Comment assurer la défense de l'Europe ? Même sans tenir compte des intérêts politiques divergeants des États membres, la matérialité d'une guerre de haute intensité s'est manifestée avec beaucoup de brutalité, en particulier chez les nations d'Europe de l'Ouest pour qui la lutte armée consistait avant tout en des opérations clairement définies menées avec des effectifs professionnels limités. Au-delà de la stricte dimension financière se pose aussi celle de la réparation, de l'entretien d'armes très sophistiquées, celle des munitions et, plus largement, du cadre socio-économique. Paradoxalement, le récent envol des budgets militaires à travers le continent ne constitue pas une réponse en soi, car la bataille se joue également sur le plan des idées.

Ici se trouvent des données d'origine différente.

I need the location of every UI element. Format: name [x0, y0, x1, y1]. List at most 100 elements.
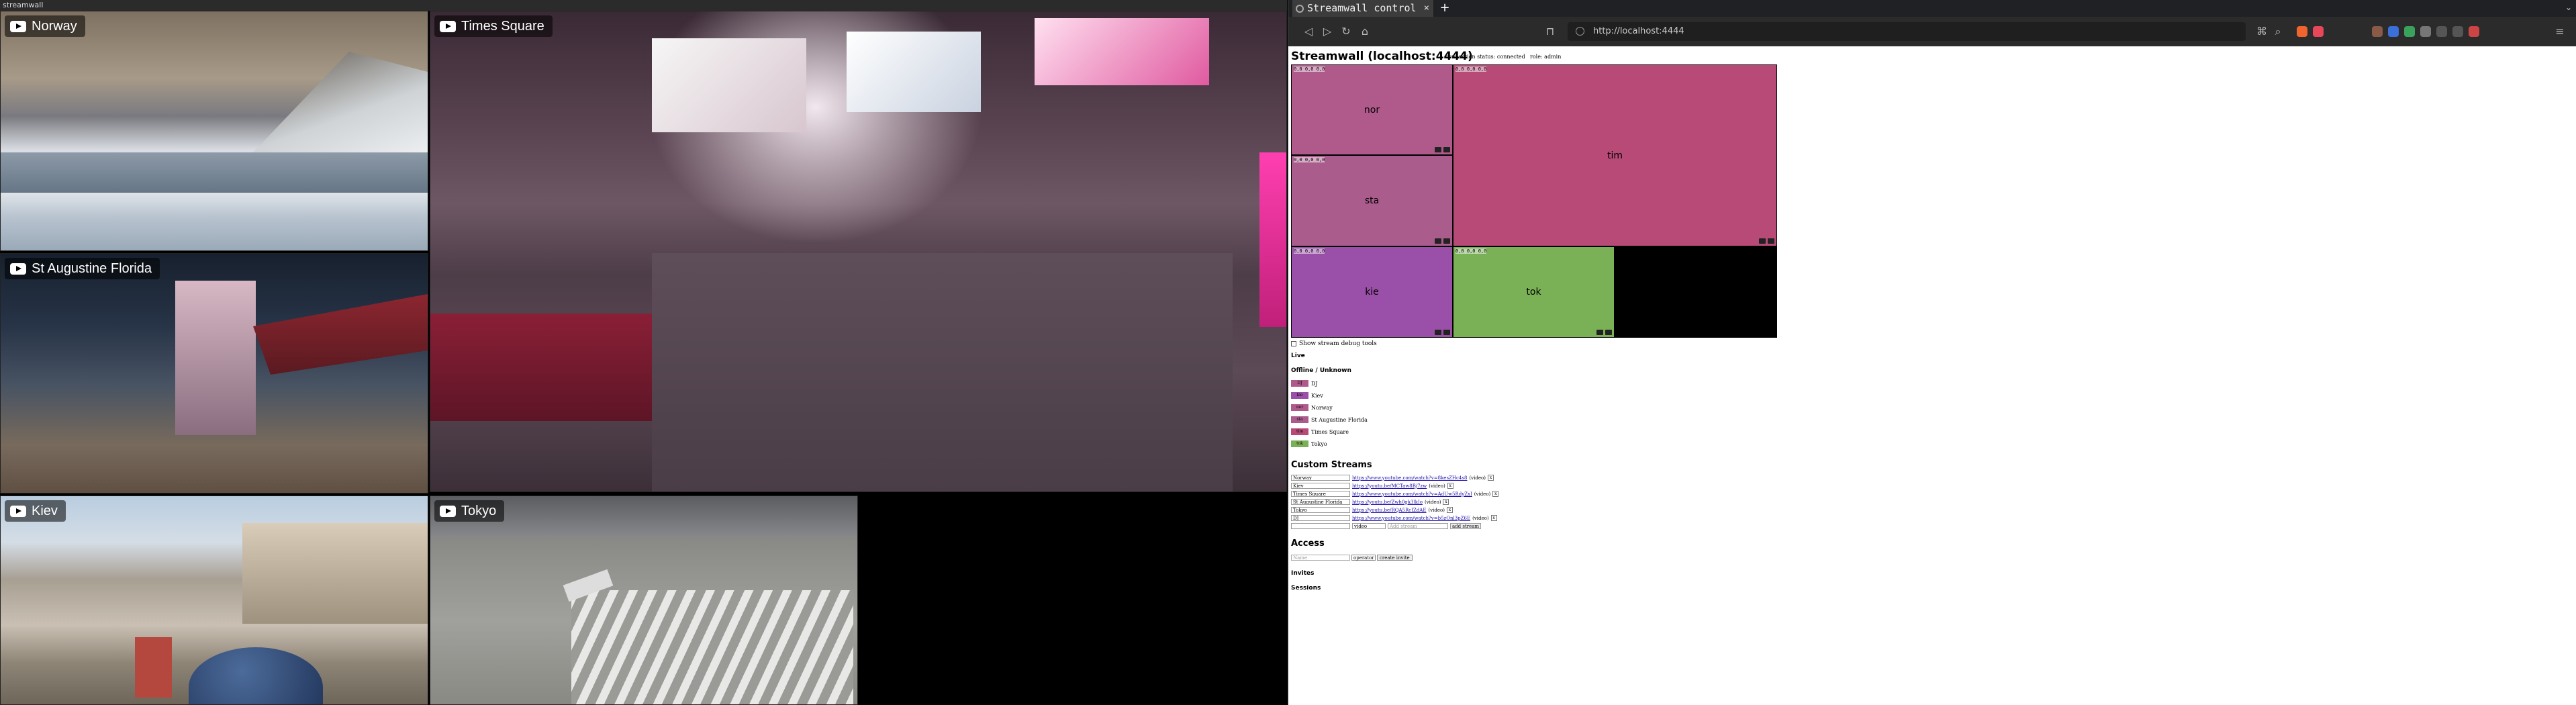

En effet, si l'Union européenne semble avoir acté son réarmement, ce-dernier semble s'effectuer dans le cadre otanien. L'adhésion à l'OTAN de la Finlande, dont l'armée très bien entraînée s'appuie sur l'une des plus importantes réserves opérationnelles du continent, et de la Suède, pays disposant de l'une des industries de défense les plus performantes, semble avoir scellé le sort de la défense européenne. Une évolution qui semble naturelle d'un point de vue pratique, surtout considérant l'intégration étroite entre les armées nationales et l'OTAN chez certains États européens (notamment les pays Baltes), mais également le retard considérable accumulé par les projets tels que le SCAF ou le drone européen MALE. Même la France, en dépit de ses positions souverainistes, a renouvelé son intention d'être une « nation cadre » de l'alliance, comme en témoigne le récent déploiement de forces en Roumanie.
La problématique de la défense de l'Europe doit-elle seulement être réduite à un choix entre une défense strictement indigène et le concours de l'OTAN ? La résolution de toute question politique nécessite un compromis et la reconfiguration de l'environnement stratégique européen impliquera très probablement le renouvellement des schémas sécuritaires actuellement en vigueur.